According to Alterman, the prevalence and persistence of radicals in many Middle Eastern countries is the direct result of government policy. In the wake of the Arab Spring uprisings, many Middle Eastern governments have adopted the strategy of polarizing their own societies. To achieve that end, these governments find it helpful and even necessary to preserve “a nugget of radicalism.” This nugget of radicalism, while not a major threat to the government, allows the government to oppose it and rallies the majority of citizens behind the government. It also crucially helps maintain Western, and especially American, support for the government.
Alterman also said that it might have made sense to assume that radicalism would decline and ultimately vanish as societies became more open. However, regional governments have taken the opposite mode of thinking. According to Alterman, there is a prevalent strand of thought that if radicals are allowed into political life, they will poison the entire system, so radicals must be kept out, even if doing so results in further radicalization at the margins.
Alterman also said that radicals can persist in societies because they aren’t trying to win a majority or gain widespread public support. He cited ISIS as an example: ISIS and other jihadi groups have done an excellent job mobilizing social media not to woo the majority but to galvanize and activate a minority. However, even small minorities of radicals can cause major disruptions both within their societies and internationally
Alterman also pointed out that he could find an analogue in the West for just about every radical group in the Arab world and vice versa. The difference, he said, is in their place within their societies, their goals, and how the rest of society reacts to them.

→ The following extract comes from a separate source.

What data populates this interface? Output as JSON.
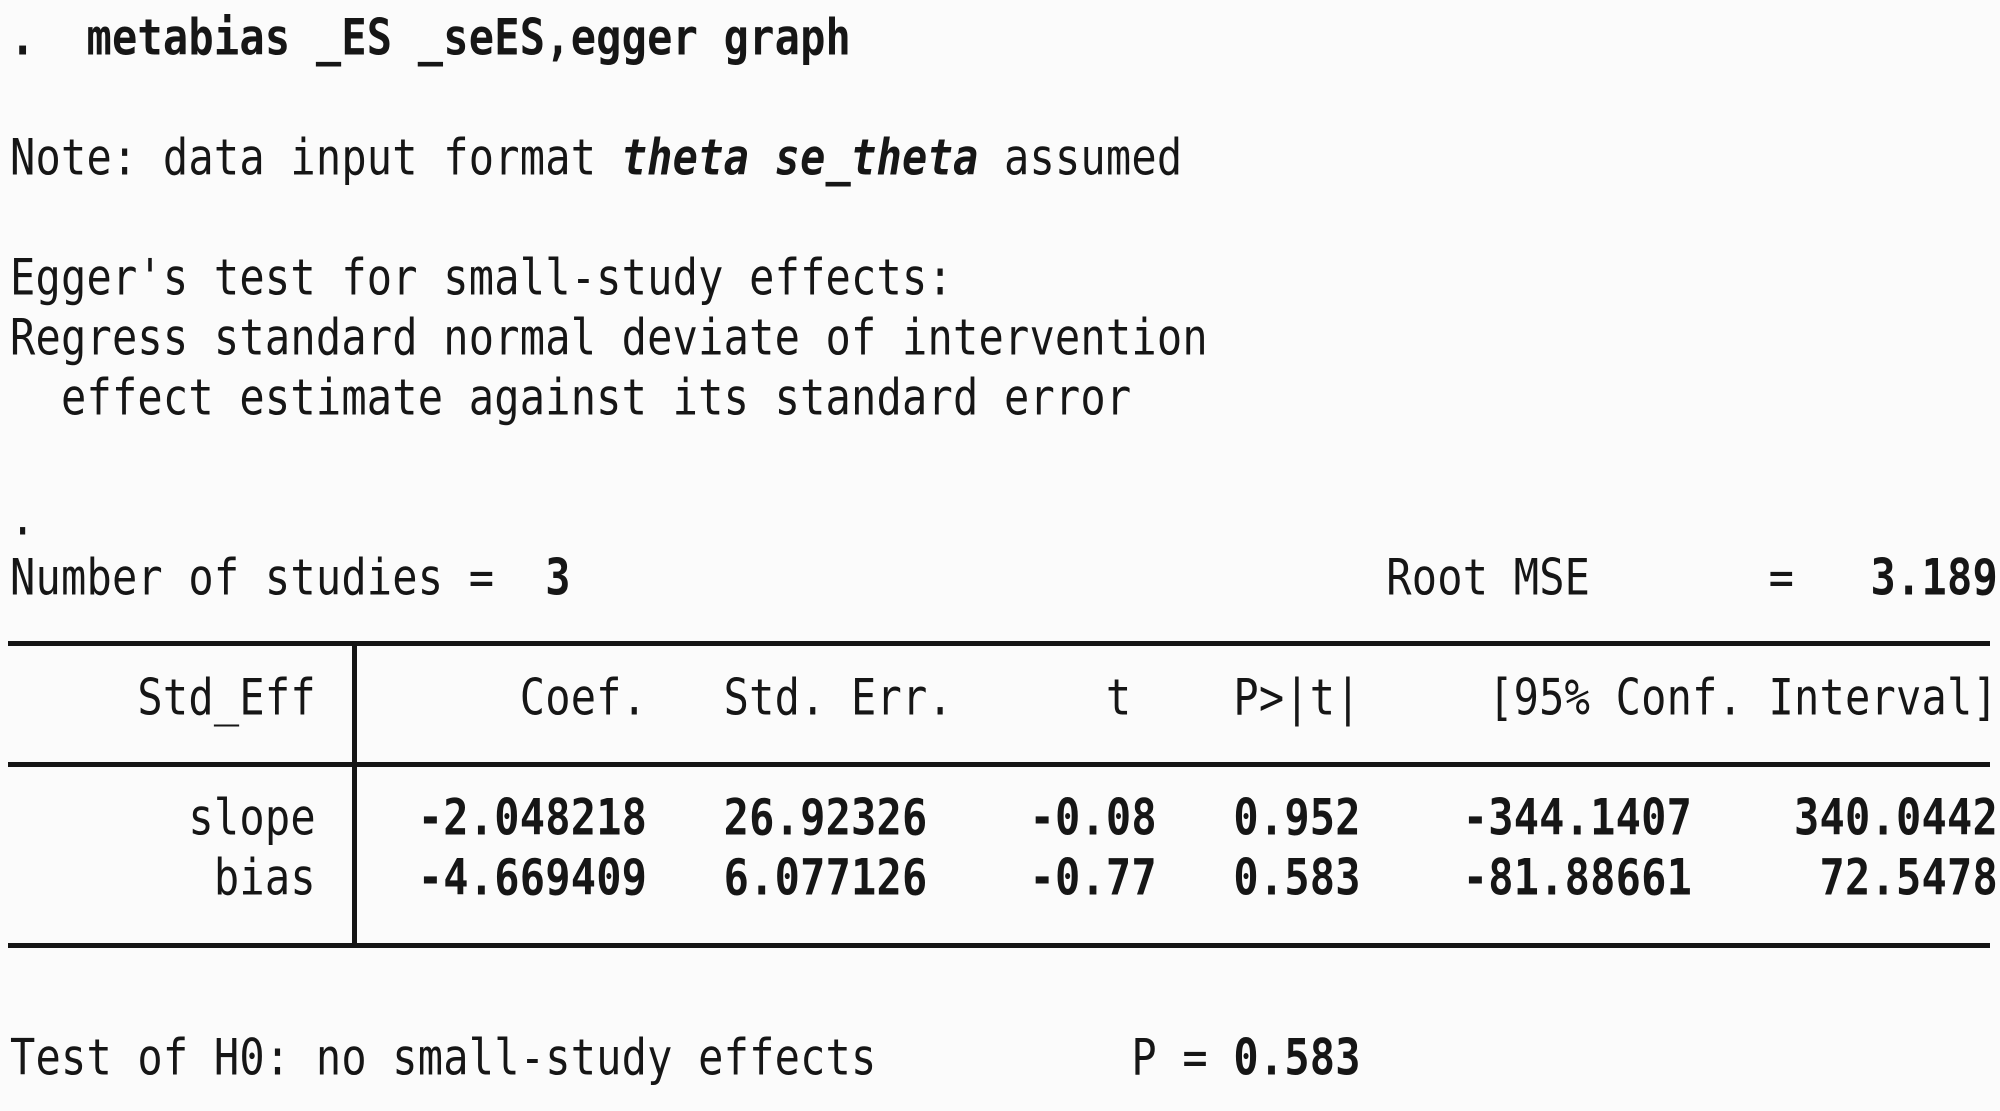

Instead of a consolidation or convergence among radicals as might have been expected, Alterman explained that we are seeing sustained differentiation between groups, in part because of competition and “entrepreneurship” among radicals to find chinks in the armor of governments or the political order. As one of the other panelists, Haim Malka (also of CSIS), pointed out, the Arab Spring uprisings included a parallel uprising of radicals against al-Qaeda. Al-Qaeda’s leadership was seen as weak and its agenda as too incrementalist. In this light, it is not surprising that ISIS and other religious radical groups no longer look to al-Qaeda and are increasingly willing to go their own way.